Syrion simply bunched his Olympian shoulders and hurled himself bodily at the backs of the nearest men. Two went down with him, bowled flat and winded. I picked one and swung the flat of my blade at his back just below the shoulder blades, with a force that would have cut him in half had I used the naked edge.

He dropped as if dead. I did not stop to see if it were true. We were three and they were five and they knew now how few we were. They rallied and came at us shoulder to shoulder, big men with hate in their eyes, weaving their uncovered blades back and forth.

Their leader grinned, showing gaps in his teeth where earlier violence had taken them out. There was blood on his lips. In a moment’s terror, I prayed it was his own, and that he did not feed on other men’s death. He saw me and his grin widened. In northern Latin, with a Germanic taint, he said, ‘Three prisoners for the loss of one. A good bargain.’

Lupus was on my left, Syrion beyond him. I felt him tense. In fast southern Greek, he said, ‘Break to the left of Blood-mouth on my count. Three, two, one, go!’

As if our lives depended on it, we hurled ourselves at the hair’s breadth space Lupus had divined between the blood-mouthed brute and the barely less terrifying man to his left.

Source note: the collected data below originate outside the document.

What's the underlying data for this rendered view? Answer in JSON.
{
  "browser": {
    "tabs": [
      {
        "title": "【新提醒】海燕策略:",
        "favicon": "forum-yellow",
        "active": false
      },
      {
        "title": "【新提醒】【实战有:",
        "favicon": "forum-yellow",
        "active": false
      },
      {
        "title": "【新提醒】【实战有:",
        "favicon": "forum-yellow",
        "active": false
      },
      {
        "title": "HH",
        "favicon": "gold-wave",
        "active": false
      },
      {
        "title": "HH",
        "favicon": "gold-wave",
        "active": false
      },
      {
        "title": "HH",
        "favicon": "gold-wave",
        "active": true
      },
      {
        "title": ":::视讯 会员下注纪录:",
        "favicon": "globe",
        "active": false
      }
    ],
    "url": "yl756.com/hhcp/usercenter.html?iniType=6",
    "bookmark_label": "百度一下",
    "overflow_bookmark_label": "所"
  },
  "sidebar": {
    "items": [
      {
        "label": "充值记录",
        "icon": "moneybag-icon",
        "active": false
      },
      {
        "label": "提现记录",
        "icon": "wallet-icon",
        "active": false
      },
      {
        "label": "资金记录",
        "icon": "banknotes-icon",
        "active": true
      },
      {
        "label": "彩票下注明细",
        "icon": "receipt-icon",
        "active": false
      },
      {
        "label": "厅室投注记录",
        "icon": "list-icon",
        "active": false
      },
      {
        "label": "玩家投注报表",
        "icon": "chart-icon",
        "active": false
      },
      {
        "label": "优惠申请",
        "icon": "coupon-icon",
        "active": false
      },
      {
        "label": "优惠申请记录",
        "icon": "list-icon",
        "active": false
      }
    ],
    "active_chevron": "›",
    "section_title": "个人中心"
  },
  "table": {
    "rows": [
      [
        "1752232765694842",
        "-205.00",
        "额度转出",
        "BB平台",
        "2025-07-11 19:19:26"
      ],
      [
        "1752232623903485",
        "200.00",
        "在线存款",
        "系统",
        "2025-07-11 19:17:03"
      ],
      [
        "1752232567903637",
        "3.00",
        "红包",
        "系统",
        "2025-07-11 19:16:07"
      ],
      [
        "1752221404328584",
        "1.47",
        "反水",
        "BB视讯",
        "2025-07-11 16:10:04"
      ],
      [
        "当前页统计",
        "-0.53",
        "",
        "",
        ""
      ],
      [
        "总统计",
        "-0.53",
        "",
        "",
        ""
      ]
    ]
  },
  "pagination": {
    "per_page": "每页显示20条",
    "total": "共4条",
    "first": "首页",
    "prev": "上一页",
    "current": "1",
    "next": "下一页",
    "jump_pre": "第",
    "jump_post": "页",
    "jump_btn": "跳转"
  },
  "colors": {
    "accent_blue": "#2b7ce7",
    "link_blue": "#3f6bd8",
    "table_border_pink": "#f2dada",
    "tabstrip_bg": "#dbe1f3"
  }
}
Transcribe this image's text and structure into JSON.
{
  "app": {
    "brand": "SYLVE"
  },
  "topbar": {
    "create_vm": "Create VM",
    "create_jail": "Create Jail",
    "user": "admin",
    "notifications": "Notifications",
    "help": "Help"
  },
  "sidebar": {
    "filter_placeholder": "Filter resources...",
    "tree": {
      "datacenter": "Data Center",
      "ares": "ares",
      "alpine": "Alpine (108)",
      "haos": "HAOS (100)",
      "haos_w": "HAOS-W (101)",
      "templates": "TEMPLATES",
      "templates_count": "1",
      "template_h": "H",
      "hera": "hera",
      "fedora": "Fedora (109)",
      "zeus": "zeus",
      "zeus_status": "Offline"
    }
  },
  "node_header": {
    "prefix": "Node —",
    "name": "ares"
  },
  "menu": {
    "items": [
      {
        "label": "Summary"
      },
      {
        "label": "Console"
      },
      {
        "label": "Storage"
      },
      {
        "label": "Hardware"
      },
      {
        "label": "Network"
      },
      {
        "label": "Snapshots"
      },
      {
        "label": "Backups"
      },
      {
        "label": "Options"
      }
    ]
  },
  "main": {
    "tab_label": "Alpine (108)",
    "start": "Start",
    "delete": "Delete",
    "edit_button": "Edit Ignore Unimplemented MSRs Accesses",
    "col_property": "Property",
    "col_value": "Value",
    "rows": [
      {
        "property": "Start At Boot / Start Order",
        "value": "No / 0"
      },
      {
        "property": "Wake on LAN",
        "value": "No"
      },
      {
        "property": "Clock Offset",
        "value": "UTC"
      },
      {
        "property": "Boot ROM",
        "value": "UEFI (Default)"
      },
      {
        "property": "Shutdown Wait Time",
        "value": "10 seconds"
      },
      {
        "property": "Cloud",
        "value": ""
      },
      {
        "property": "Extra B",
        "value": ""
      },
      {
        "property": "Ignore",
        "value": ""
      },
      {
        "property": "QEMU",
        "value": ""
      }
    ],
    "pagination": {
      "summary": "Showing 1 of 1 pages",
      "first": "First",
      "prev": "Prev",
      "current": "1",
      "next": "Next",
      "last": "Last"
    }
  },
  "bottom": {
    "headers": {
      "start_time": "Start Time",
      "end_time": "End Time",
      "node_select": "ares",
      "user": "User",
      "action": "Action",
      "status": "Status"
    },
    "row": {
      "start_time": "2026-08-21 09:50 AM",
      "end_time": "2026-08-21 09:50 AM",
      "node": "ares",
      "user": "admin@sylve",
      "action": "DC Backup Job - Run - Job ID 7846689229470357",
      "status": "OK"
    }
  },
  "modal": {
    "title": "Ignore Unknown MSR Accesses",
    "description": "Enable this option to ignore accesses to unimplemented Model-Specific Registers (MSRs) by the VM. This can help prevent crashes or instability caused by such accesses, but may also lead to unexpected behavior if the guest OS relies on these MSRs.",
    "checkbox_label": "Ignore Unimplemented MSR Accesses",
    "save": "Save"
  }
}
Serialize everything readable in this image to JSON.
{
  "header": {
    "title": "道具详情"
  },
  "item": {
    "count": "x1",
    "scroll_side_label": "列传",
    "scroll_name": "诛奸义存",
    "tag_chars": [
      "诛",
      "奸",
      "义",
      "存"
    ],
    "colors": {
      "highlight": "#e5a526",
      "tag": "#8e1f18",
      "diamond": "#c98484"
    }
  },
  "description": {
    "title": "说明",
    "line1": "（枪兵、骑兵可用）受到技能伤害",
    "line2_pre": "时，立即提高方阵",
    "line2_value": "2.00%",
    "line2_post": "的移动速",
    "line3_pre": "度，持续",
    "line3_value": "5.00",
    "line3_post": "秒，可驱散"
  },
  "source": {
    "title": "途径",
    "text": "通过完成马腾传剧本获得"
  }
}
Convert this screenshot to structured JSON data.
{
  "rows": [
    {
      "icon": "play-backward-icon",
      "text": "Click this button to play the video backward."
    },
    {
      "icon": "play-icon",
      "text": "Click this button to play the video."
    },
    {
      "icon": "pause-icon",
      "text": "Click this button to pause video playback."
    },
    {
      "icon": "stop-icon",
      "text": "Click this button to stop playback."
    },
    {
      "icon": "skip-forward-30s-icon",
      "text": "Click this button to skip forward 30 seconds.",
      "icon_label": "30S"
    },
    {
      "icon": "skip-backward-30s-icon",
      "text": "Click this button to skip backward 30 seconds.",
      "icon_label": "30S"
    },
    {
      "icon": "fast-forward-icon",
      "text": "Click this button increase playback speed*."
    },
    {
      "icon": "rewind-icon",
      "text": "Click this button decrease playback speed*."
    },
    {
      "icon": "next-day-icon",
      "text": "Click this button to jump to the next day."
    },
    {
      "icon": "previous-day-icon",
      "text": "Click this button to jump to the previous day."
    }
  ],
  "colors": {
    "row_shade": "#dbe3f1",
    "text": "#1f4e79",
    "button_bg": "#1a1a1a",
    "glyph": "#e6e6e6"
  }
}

I closed my eyes and made a missile of my body. I felt blows rain on my shoulders, my back, my hips as I rolled, but felt no pain. ‘Don’t fight — run!’ How Lupus had breath to shout was beyond me, and in any case I needed no orders. I had seen the flame-lit gap where was the gate and nothing short of death would have stopped me going through it.

We broke out into cold, free air. Syrion was with me, Lupus a little behind, but catching up. I ran until my lungs burned, until I could taste blood in my spit, and still I kept running until the pounding of my blood in my ears began to echo and I listened through the spaces between the beats and heard footsteps, and a name; mine.

Blood-mouth did not know my name. I slowed and turned and felt myself sway with the sudden halt. I bent forward with my palms braced above my knees and dragged in air, hiccoughing and sobbing and swearing until all three came together and I was laughing, loosely, out of control.